Hot off my shiny clean easel  © Patricia Scarborough  12 x 16 pastel, as yet untitled

Sunday, July 3, 2011

Weekend Whirlwind

Last week I promised you a busy weekend of art activities, and I'm a woman of my word. 

My weekend in pictures:

That's me, posing for the obligatory Reception Photo at The Burkholder Project, with a surprise last second appearance by one Fine Young Man. (I mean that. How he managed to skid to a stop before bowling me over was impressive.) Friday night was the opening for my exhibit, A Larger View

This exhibit is comprised of paintings from south central Nebraska, a bit of a change from last month's exhibit at LUX Center for the Arts, which was made up of paintings created from one small private property. 
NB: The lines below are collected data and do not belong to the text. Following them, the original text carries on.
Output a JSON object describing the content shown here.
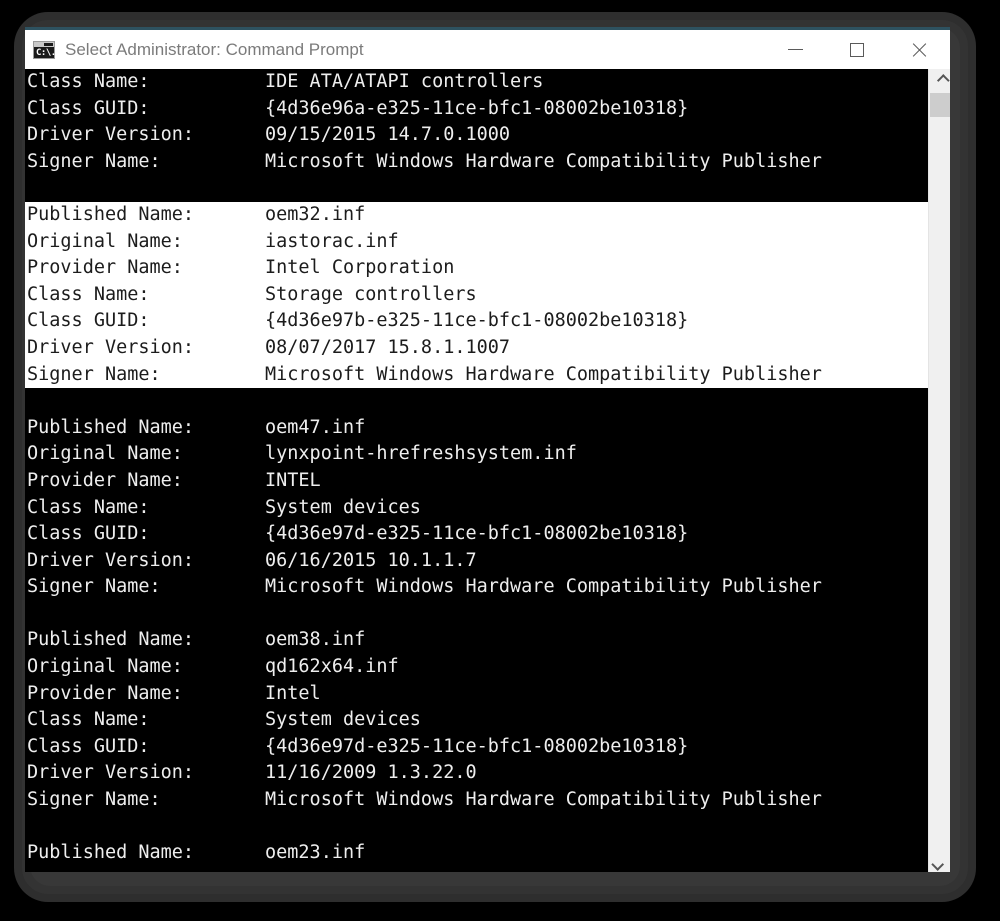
{
  "window": {
    "title": "Select Administrator: Command Prompt",
    "icon": "command-prompt-icon",
    "icon_prompt": "C:\\.",
    "accent_border_color": "#2e5260",
    "titlebar_bg": "#ffffff",
    "title_color": "#7b7b7b",
    "buttons": {
      "minimize": "minimize",
      "maximize": "maximize",
      "close": "close"
    }
  },
  "scrollbar": {
    "up_arrow": "scroll-up",
    "down_arrow": "scroll-down",
    "thumb": "scroll-thumb"
  },
  "console": {
    "bg": "#000000",
    "fg": "#eeeeee",
    "selection_bg": "#ffffff",
    "selection_fg": "#1c1c1c",
    "blocks": [
      {
        "selected": false,
        "lines": [
          {
            "key": "Class Name:",
            "value": "IDE ATA/ATAPI controllers"
          },
          {
            "key": "Class GUID:",
            "value": "{4d36e96a-e325-11ce-bfc1-08002be10318}"
          },
          {
            "key": "Driver Version:",
            "value": "09/15/2015 14.7.0.1000"
          },
          {
            "key": "Signer Name:",
            "value": "Microsoft Windows Hardware Compatibility Publisher"
          }
        ]
      },
      {
        "selected": true,
        "lines": [
          {
            "key": "Published Name:",
            "value": "oem32.inf"
          },
          {
            "key": "Original Name:",
            "value": "iastorac.inf"
          },
          {
            "key": "Provider Name:",
            "value": "Intel Corporation"
          },
          {
            "key": "Class Name:",
            "value": "Storage controllers"
          },
          {
            "key": "Class GUID:",
            "value": "{4d36e97b-e325-11ce-bfc1-08002be10318}"
          },
          {
            "key": "Driver Version:",
            "value": "08/07/2017 15.8.1.1007"
          },
          {
            "key": "Signer Name:",
            "value": "Microsoft Windows Hardware Compatibility Publisher"
          }
        ]
      },
      {
        "selected": false,
        "lines": [
          {
            "key": "Published Name:",
            "value": "oem47.inf"
          },
          {
            "key": "Original Name:",
            "value": "lynxpoint-hrefreshsystem.inf"
          },
          {
            "key": "Provider Name:",
            "value": "INTEL"
          },
          {
            "key": "Class Name:",
            "value": "System devices"
          },
          {
            "key": "Class GUID:",
            "value": "{4d36e97d-e325-11ce-bfc1-08002be10318}"
          },
          {
            "key": "Driver Version:",
            "value": "06/16/2015 10.1.1.7"
          },
          {
            "key": "Signer Name:",
            "value": "Microsoft Windows Hardware Compatibility Publisher"
          }
        ]
      },
      {
        "selected": false,
        "lines": [
          {
            "key": "Published Name:",
            "value": "oem38.inf"
          },
          {
            "key": "Original Name:",
            "value": "qd162x64.inf"
          },
          {
            "key": "Provider Name:",
            "value": "Intel"
          },
          {
            "key": "Class Name:",
            "value": "System devices"
          },
          {
            "key": "Class GUID:",
            "value": "{4d36e97d-e325-11ce-bfc1-08002be10318}"
          },
          {
            "key": "Driver Version:",
            "value": "11/16/2009 1.3.22.0"
          },
          {
            "key": "Signer Name:",
            "value": "Microsoft Windows Hardware Compatibility Publisher"
          }
        ]
      },
      {
        "selected": false,
        "lines": [
          {
            "key": "Published Name:",
            "value": "oem23.inf"
          }
        ]
      }
    ]
  }
}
Creating two bodies of work in a short time is challenging and exciting, and opening receptions are a great opportunity to visit with folks about how that happens and what it takes.  The Burkholder Project always draws a terrific crowd of art loving people. 

Then it was dash home Friday night for a few hours of sleep before setting up Art on the Green, part of our community's Independence Day celebration. 

After a few rumbles of thunder during the night, the morning dawned cool and clear. Our weather was heaven for artists who plan on spending the day under their awnings sharing their talents with the public.

Of course I got great pix of Chris Haussler wowing the crowd with his lampwork beading, and neglected to take photos of my own booth. I was there, I promise.

I'm delighted and grateful to know artists like Jim & Janet Butler, Sally Jurgensmier, Jean Cook, Barb Dedrickson, Dianne Brei,Chris & Steph Haussler, Nancy Fairbanks, Helen Johnson and Suzann Johnson and Carrie Marx.  I'm especially grateful to Handsome Husband, who is always there for me and keeps me on track.

It's been a busy week. My goal today is to lift nothing heavier than a glass of lemonade.

Eddie, winner of the Happy Hounds Contest, and I wish you a safe, enjoyable Independence Day celebration.